When executing Jobs all we really have to do is collect the JobHandles of the jobs dependencies while queueing the current Job with the newly created handles vector and storing the resulting JobHandle in the JobDescriptions handle variable for the upcoming jobs to use.

The beauty behind this is that it’s completely fine to just not run a Job as it will by default count as completed so implementing updating frequencies is a breeze.

Programmer QoL

template <typename ... Args>
std::vector<JobDependency> System<Args...>::GetDependencies()
{
    return { JobDependency{ typeid(Args).hash_code(), !std::is_const_v<Args> }... }
}

In order to define dependencies you have to create a vector of JobDependencies. This is done automatically when extending the System class through template parameters and writeable/readonly is determined through the constness of the type in the template parameter.

In use this would look something like this ->

class MeshRenderingSystem : public 
System<SceneSingleton, const MeshRenderer, const SpriteSheetComponent, const Transform>
{
public:
    void Update(registry_handle& aView) override;    
}

To make it easier for the programmers I’ve forwarded regular entt functions through a SystemRegisterView which constrains the functions to only use the previously specified types and also automatically resolves the constness of the defined types making it extremely easy to switch between readonly and writeable when necessary.

Performance

Real-world scenario

Threaded

~19ms

Synchronous

~22ms

~3ms difference

Removed big blocker from scenario above

~3.5ms

~5ms

~1.5ms difference

Closing Thoughts

I think it’s interesting that the difference of threading to single threaded performance isn’t that large considering that there are multiple systems that are parallelized. It reminds me of a talk given at GDC 2015 about multithreading the Destiny 2 engine where they mentioned that the ideal duration of a job is around (0.5ms - 2ms) but in my scenario most of my parallelizable jobs are running for < 0.2ms which proves their point. It might’ve saved some time but the overhead of having dependencies and waking up sleeping threads cuts into those profits. The only place that the threading did see measurable difference was where it could correctly identify multiple big systems and run them in parallel

I think that the auto threading of systems is a really good in concept but it’s still important to think about how the threading is done and to make sure that your systems are flexible in their update order to allow maximum concurrency. I think there’s probably some overhead that could be optimized but more importantly I think if I were to structure the data correctly and bundle some systems together to try to hit the 0.5ms - 2ms uptime for a job as well as think more about threading the game more I would probably get way better results.

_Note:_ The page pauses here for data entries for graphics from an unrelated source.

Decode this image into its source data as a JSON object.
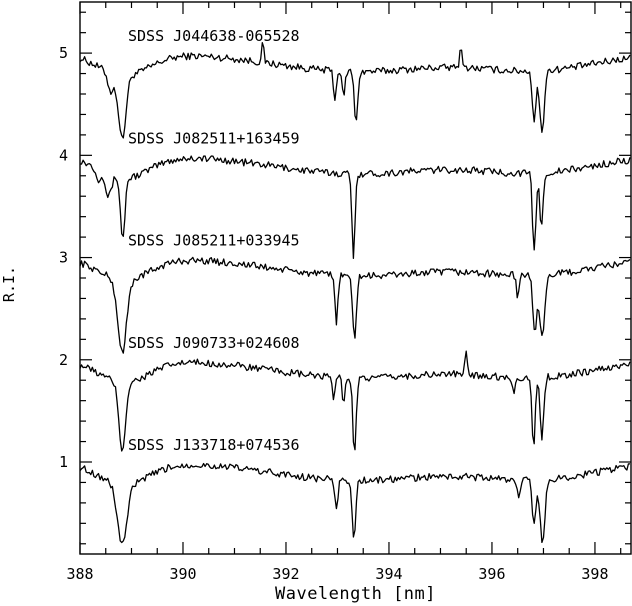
{
  "chart_data": {
    "type": "line",
    "title": "",
    "xlabel": "Wavelength [nm]",
    "ylabel": "R.I.",
    "xlim": [
      388.0,
      398.7
    ],
    "ylim": [
      0.1,
      5.5
    ],
    "xticks_major": [
      388,
      390,
      392,
      394,
      396,
      398
    ],
    "xtick_labels": [
      "388",
      "390",
      "392",
      "394",
      "396",
      "398"
    ],
    "yticks_major": [
      1,
      2,
      3,
      4,
      5
    ],
    "ytick_labels": [
      "1",
      "2",
      "3",
      "4",
      "5"
    ],
    "grid": false,
    "legend": "none",
    "line_color": "#000000",
    "series": [
      {
        "name": "SDSS J044638-065528",
        "offset": 5,
        "dips": [
          {
            "center": 388.82,
            "depth": 0.62,
            "width": 0.1
          },
          {
            "center": 388.6,
            "depth": 0.18,
            "width": 0.08
          },
          {
            "center": 392.95,
            "depth": 0.3,
            "width": 0.035
          },
          {
            "center": 393.12,
            "depth": 0.28,
            "width": 0.035
          },
          {
            "center": 393.36,
            "depth": 0.52,
            "width": 0.045
          },
          {
            "center": 396.82,
            "depth": 0.48,
            "width": 0.05
          },
          {
            "center": 396.97,
            "depth": 0.62,
            "width": 0.06
          }
        ],
        "emissions": [
          {
            "center": 391.55,
            "height": 0.18,
            "width": 0.03
          },
          {
            "center": 395.4,
            "height": 0.18,
            "width": 0.04
          }
        ]
      },
      {
        "name": "SDSS J082511+163459",
        "offset": 4,
        "dips": [
          {
            "center": 388.83,
            "depth": 0.6,
            "width": 0.06
          },
          {
            "center": 388.55,
            "depth": 0.22,
            "width": 0.08
          },
          {
            "center": 388.35,
            "depth": 0.1,
            "width": 0.06
          },
          {
            "center": 393.31,
            "depth": 0.85,
            "width": 0.04
          },
          {
            "center": 396.82,
            "depth": 0.78,
            "width": 0.045
          },
          {
            "center": 396.96,
            "depth": 0.55,
            "width": 0.045
          }
        ],
        "emissions": []
      },
      {
        "name": "SDSS J085211+033945",
        "offset": 3,
        "dips": [
          {
            "center": 388.82,
            "depth": 0.7,
            "width": 0.12
          },
          {
            "center": 392.98,
            "depth": 0.45,
            "width": 0.04
          },
          {
            "center": 393.33,
            "depth": 0.62,
            "width": 0.05
          },
          {
            "center": 396.5,
            "depth": 0.2,
            "width": 0.04
          },
          {
            "center": 396.83,
            "depth": 0.55,
            "width": 0.05
          },
          {
            "center": 396.97,
            "depth": 0.62,
            "width": 0.07
          }
        ],
        "emissions": []
      },
      {
        "name": "SDSS J090733+024608",
        "offset": 2,
        "dips": [
          {
            "center": 388.82,
            "depth": 0.66,
            "width": 0.09
          },
          {
            "center": 392.92,
            "depth": 0.2,
            "width": 0.035
          },
          {
            "center": 393.12,
            "depth": 0.25,
            "width": 0.035
          },
          {
            "center": 393.33,
            "depth": 0.72,
            "width": 0.045
          },
          {
            "center": 396.42,
            "depth": 0.15,
            "width": 0.04
          },
          {
            "center": 396.81,
            "depth": 0.66,
            "width": 0.045
          },
          {
            "center": 396.97,
            "depth": 0.58,
            "width": 0.05
          }
        ],
        "emissions": [
          {
            "center": 395.5,
            "height": 0.2,
            "width": 0.035
          }
        ]
      },
      {
        "name": "SDSS J133718+074536",
        "offset": 1,
        "dips": [
          {
            "center": 388.82,
            "depth": 0.58,
            "width": 0.13
          },
          {
            "center": 392.98,
            "depth": 0.3,
            "width": 0.04
          },
          {
            "center": 393.32,
            "depth": 0.55,
            "width": 0.05
          },
          {
            "center": 396.52,
            "depth": 0.2,
            "width": 0.04
          },
          {
            "center": 396.82,
            "depth": 0.45,
            "width": 0.05
          },
          {
            "center": 396.98,
            "depth": 0.6,
            "width": 0.07
          }
        ],
        "emissions": []
      }
    ]
  }
}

Unrelated to performance, I still haven’t constrained the developer perfectly as systems outside of entt will need to be correctly synced in another way. One way to enforce these types of syncs is to develop an execution engine just like how the Destiny 2 did, where you can validate that all handles to all systems have properly been requested by the program and if two threads ever try to access the same resource you could assert to make sure you don’t get race conditions.